Re: bug: git name-rev --stdin --no-undefined on detached head

John Cai <jcai@xxxxxxxxxx> · Fri, 24 Dec 2021 12:09:46 -0800

> On Dec 24, 2021, at 11:42 AM, Junio C Hamano <gitster@xxxxxxxxx> wrote:
> 
> John Cai <jcai@xxxxxxxxxx> writes:
> 
>> It seems like this bug can be generalized to “git name-rev
>> --stdin” does not work with --no-undefined nor --name-only
>> 
>> The --name-only case seems clear to me that we should fix
>> it. It’s misleading to return the sha instead of “undefined”
>> for a rev without a symbolic name, as a sha could be a symbolic
>> name.
>> 
>> I think we can also make the argument that --no-undefined should
>> also die in --stdin mode when given a rev without any symbolic
>> names.
> 
> Hmph, the manual page documents:
> 
>    --stdin::
>            Transform stdin by substituting all the 40-character SHA-1
>            hexes (say $hex) with "$hex ($rev_name)".  When used with
>            --name-only, substitute with "$rev_name", omitting $hex
>            altogether.  Intended for the scripter's use.
> 
> It is unfortunate that the way this option works is confusingly a
> bit different from what we learned to expect from the --stdin option
> other subcommands like "git pack-objects --stdin" takes.  In short,
> these are not equivalent:
> 
> 	git name-rev [<options>] $string
>        printf "%s" "$string" | xargs git name-rev [<options>]
>        printf "%s" "$string" | git name-rev --stdin [<options>]
> 
> The first two are supposed to be the equivalent, but the third one
> is different by design.  Its `--stdin` mode is expected to read
> something like this [*]:
> 
> 	$ cat sample.txt
>        A revision that exists 2ae0a9cb82 is shown here,
>        and its full name is 2ae0a9cb8298185a94e5998086f380a355dd8907
>        while its tree object is 70d105cc79e63b81cfdcb08a15297c23e60b07ad
>        which probably is undescribable hexdigits.
> 
> and its designed use is to annotate its input into a more reader
> friendly from with refnames where possible.  

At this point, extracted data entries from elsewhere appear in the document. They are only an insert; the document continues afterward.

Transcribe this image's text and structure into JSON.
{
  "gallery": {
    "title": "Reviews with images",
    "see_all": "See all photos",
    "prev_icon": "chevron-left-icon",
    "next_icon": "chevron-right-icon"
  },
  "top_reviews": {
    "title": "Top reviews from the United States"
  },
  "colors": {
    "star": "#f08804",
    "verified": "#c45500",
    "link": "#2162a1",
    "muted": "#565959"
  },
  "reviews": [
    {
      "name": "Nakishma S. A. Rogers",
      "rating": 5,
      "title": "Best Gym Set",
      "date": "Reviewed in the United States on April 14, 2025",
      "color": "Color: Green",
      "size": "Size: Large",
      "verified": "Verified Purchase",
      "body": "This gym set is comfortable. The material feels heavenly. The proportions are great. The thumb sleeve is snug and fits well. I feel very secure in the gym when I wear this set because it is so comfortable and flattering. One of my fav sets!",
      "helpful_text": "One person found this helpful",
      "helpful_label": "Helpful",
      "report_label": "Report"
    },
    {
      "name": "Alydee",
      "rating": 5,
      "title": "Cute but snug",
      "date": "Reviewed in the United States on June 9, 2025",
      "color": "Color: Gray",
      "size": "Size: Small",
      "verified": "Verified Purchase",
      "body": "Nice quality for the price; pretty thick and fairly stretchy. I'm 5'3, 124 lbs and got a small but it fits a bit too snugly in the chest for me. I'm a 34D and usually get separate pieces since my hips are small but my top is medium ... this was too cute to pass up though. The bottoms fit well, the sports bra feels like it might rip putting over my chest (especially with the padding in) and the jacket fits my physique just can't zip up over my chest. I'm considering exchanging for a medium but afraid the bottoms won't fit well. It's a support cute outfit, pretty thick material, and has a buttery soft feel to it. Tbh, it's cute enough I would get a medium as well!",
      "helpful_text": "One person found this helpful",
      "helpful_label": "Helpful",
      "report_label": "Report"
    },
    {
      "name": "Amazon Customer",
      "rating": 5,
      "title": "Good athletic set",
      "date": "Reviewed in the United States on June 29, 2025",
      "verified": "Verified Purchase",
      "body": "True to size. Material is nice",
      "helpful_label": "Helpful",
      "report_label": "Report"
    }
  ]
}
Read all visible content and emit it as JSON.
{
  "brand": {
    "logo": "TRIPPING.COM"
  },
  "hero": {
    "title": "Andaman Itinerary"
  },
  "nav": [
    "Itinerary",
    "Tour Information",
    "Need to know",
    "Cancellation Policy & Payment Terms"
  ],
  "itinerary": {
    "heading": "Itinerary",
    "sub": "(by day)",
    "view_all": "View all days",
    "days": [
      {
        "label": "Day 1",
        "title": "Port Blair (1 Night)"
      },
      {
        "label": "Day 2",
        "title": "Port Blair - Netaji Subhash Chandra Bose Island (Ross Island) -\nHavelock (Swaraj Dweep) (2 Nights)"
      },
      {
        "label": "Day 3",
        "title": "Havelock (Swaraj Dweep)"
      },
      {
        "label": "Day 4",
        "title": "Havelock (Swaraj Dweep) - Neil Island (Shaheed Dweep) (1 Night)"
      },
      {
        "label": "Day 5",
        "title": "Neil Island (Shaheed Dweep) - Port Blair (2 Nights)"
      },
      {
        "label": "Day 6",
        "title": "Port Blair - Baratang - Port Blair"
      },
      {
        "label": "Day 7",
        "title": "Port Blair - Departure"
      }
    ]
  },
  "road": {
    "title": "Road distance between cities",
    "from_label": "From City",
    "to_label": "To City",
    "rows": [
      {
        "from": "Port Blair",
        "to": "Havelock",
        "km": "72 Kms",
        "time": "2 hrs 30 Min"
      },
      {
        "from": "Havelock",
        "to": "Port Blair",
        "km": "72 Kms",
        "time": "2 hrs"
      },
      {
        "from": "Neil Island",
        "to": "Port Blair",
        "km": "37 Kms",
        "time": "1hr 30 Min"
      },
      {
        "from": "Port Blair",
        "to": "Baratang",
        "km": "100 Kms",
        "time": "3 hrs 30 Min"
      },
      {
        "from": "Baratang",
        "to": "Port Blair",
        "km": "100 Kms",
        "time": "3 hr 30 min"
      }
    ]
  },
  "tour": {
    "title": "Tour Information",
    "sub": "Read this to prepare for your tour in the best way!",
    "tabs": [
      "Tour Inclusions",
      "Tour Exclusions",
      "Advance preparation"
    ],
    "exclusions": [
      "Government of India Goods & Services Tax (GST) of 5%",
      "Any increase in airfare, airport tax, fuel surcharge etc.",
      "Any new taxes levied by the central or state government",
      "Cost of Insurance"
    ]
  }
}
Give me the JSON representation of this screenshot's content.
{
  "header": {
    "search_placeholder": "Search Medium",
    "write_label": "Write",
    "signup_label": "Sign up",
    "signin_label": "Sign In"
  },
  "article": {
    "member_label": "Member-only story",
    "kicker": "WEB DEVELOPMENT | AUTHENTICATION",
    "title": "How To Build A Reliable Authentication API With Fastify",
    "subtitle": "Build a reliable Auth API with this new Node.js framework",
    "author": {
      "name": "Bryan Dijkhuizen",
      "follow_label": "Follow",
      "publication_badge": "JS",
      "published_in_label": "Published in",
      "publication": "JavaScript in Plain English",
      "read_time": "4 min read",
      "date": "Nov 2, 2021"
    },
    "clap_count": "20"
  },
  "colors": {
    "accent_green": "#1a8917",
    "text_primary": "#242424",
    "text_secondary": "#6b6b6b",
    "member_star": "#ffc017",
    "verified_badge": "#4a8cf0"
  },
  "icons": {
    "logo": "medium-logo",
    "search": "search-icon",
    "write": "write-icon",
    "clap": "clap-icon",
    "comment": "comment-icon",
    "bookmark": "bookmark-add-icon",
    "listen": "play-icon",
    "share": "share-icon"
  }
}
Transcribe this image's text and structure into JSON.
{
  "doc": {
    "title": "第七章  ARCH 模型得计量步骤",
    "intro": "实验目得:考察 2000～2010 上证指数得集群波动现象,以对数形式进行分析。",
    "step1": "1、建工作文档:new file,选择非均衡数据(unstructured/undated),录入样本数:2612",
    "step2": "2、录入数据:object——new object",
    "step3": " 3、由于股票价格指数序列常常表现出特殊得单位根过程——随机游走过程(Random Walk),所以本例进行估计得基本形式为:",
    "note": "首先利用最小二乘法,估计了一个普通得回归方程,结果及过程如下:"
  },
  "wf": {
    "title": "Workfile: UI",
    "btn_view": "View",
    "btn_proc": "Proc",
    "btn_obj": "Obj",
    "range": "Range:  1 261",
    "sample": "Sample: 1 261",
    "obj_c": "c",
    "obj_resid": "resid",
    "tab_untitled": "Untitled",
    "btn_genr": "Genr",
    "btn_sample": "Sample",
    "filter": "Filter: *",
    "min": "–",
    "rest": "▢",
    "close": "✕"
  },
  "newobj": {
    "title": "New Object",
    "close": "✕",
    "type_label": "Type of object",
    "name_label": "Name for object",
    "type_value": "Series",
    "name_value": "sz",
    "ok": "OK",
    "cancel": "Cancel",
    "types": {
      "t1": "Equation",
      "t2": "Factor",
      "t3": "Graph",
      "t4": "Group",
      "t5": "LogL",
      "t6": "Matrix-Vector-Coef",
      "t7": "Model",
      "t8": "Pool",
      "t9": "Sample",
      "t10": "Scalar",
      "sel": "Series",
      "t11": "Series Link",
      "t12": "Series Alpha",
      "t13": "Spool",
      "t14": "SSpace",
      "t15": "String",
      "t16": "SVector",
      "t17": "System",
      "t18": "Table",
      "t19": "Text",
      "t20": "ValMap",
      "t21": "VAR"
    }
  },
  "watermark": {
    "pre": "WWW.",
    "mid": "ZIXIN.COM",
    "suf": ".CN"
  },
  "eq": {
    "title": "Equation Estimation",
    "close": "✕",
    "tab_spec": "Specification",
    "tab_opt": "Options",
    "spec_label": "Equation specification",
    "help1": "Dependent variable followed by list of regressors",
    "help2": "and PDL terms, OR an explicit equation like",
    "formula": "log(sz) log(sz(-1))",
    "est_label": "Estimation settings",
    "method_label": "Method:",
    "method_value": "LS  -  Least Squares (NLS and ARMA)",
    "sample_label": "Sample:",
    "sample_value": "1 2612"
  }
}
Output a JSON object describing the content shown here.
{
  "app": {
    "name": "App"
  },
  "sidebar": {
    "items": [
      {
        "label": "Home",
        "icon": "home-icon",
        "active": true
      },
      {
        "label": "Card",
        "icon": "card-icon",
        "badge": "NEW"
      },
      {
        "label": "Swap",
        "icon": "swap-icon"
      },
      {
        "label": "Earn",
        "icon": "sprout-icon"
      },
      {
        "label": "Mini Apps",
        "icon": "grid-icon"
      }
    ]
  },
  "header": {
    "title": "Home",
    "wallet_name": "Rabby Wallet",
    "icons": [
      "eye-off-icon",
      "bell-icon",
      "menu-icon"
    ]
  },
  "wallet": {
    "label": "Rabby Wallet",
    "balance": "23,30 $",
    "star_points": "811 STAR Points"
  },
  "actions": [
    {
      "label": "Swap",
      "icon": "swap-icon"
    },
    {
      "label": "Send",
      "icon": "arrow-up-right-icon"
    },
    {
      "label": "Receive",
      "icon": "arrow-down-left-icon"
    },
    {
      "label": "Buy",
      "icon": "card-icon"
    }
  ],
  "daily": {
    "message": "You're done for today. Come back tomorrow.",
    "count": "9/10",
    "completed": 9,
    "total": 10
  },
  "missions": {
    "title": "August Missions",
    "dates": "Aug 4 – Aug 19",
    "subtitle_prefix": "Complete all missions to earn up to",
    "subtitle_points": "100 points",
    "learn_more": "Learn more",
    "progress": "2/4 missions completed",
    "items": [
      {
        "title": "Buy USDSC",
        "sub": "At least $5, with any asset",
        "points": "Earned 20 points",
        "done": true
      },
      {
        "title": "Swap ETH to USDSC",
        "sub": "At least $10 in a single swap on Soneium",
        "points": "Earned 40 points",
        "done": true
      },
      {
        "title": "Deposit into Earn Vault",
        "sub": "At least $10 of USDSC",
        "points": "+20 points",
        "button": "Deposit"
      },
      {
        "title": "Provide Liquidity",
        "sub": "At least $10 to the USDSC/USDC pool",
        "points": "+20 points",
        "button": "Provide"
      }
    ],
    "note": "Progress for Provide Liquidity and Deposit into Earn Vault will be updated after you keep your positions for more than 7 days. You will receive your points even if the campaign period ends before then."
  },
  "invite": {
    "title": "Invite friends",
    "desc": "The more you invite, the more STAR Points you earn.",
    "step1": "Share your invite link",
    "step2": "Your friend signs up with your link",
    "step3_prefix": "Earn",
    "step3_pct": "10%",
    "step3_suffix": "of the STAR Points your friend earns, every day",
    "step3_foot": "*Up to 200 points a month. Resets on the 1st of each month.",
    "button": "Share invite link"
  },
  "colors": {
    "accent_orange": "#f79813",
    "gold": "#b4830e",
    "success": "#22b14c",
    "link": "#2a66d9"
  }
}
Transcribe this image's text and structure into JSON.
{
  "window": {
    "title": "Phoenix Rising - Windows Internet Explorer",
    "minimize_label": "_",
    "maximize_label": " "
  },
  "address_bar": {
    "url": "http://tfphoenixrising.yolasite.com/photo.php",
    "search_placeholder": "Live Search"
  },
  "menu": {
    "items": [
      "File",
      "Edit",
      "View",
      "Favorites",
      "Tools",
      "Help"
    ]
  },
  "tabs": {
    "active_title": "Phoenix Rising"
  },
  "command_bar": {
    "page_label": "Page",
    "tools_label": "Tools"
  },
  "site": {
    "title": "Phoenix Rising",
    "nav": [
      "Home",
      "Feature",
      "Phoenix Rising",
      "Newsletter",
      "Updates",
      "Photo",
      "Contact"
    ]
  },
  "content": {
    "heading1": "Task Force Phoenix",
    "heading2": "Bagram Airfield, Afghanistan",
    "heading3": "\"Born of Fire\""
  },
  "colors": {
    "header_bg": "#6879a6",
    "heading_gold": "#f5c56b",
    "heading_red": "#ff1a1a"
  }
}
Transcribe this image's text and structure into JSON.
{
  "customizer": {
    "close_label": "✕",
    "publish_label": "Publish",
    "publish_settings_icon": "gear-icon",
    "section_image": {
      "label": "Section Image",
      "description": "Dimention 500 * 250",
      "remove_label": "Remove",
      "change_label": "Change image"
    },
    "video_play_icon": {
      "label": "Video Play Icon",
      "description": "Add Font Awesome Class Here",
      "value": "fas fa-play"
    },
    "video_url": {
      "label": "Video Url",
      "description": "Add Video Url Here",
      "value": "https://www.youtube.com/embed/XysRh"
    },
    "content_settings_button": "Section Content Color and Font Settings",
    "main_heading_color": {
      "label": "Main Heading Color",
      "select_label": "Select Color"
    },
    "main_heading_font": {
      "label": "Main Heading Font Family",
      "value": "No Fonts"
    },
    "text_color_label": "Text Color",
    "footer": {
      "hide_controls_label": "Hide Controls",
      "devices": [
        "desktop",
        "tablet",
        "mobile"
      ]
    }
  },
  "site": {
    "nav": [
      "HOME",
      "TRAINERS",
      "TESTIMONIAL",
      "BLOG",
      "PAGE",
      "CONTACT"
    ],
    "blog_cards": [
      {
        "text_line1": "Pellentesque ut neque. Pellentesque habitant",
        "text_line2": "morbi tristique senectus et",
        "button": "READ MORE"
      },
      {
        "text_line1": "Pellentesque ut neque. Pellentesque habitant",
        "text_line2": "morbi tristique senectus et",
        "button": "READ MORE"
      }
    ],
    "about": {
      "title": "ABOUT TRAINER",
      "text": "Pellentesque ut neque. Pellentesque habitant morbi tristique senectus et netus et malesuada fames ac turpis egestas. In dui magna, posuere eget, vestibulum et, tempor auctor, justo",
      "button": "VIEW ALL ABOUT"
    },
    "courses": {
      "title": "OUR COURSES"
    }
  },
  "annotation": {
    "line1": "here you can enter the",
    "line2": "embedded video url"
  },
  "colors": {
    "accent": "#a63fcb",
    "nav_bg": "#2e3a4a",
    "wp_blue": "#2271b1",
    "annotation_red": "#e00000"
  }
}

No wonder! This elucidates why I found the user experience of the --stdin 
mode a bit unexpected, as it would simply echo back the input when it couldn’t find a 
valid object or refname rather than return an error message. I think I totally missed 
the verbiage in the documentation that states its meant to **substitute** text in stdin.
Makes sense to echo back the input if nothing useful could be found.

> Here is what we get:
> 
>        $ git name-rev --stdin <sample.txt
>        A revision that exists 2ae0a9cb82 is shown here,
>        and its full name is 2ae0a9cb8298185a94e5998086f380a355dd8907 (master)
>        while its tree object is 70d105cc79e63b81cfdcb08a15297c23e60b07ad
>        which probably is undescribable hexdigits.
> 
> I notice a few things.
> 
> * An abbreviated commit object name is not affected;
> 
> * A 40-digit string that cannot be described with a reference is
>   left alone, without "undefined".
> 
> It might be debatable that the latter may want to be annotated with
> "undefined", but as the command does not molest other noise strings
> like "its" "full" name" in the input, I think the current behaviour
> is preferred over appending "(undefined)" after a string we do not
> recognize that happens to be 40-hex.
> 
> When used with --name-only, we see this:
> 
> 	$ git name-rev --name-only --stdin <sample.txt
>        A revision that exists 2ae0a9cb82 is shown here,
>        and its full name is master
>        while its tree object is 70d105cc79e63b81cfdcb08a15297c23e60b07ad
>        which probably is undescribable hexdigits.
> 
> So, as far as I can see, it is working as described.  If there is
> any bug in the things I saw and shown here, it is that it is
> misleading to claim that this behaviour is intended for scripter's
> use.  It clearly is not scripter friendly when you want to run
> "name-rev" on unbounded number of object names you have, which may
> not fit on the command line, as that is not how it was designed to
> be used.
> 
> Two possible things we can do to improve are
> 
> * Fix the documentation; it is not for scripters but for annotating
>   text with object names.

Makes sense to update the documentation to make it clear what --stdin mode is
meant to do. 

> 
> * Possibly add --names-from-standard-input option that would behave
>   more like "we cannot afford to stuff all object names on the
>   command line, so we feed them one by one from the standard input"
>   mode the "--stdin" option of other subcommands use.
> 
> I do not think the latter is so important, as it is perfectly OK to
> use xargs to split the large input into multiple invocations of
> name-rev.  This is unlike "pack-objects --stdin" where the command
> needs to see _all_ input in a single invocation.
> 
> 
> [Footnote]
> 
> * The sample input was produced with
> 
>        $ cat >sample.txt <<EOF
>        A revision that exists $(git rev-parse --short HEAD) is shown here,
>        and its full name is $(git rev-parse HEAD)
>        while its tree object is $(git rev-parse HEAD:)
>        which probably is undescribable hexdigits.
>        EOF
> 
> if you want to try it at home ;-)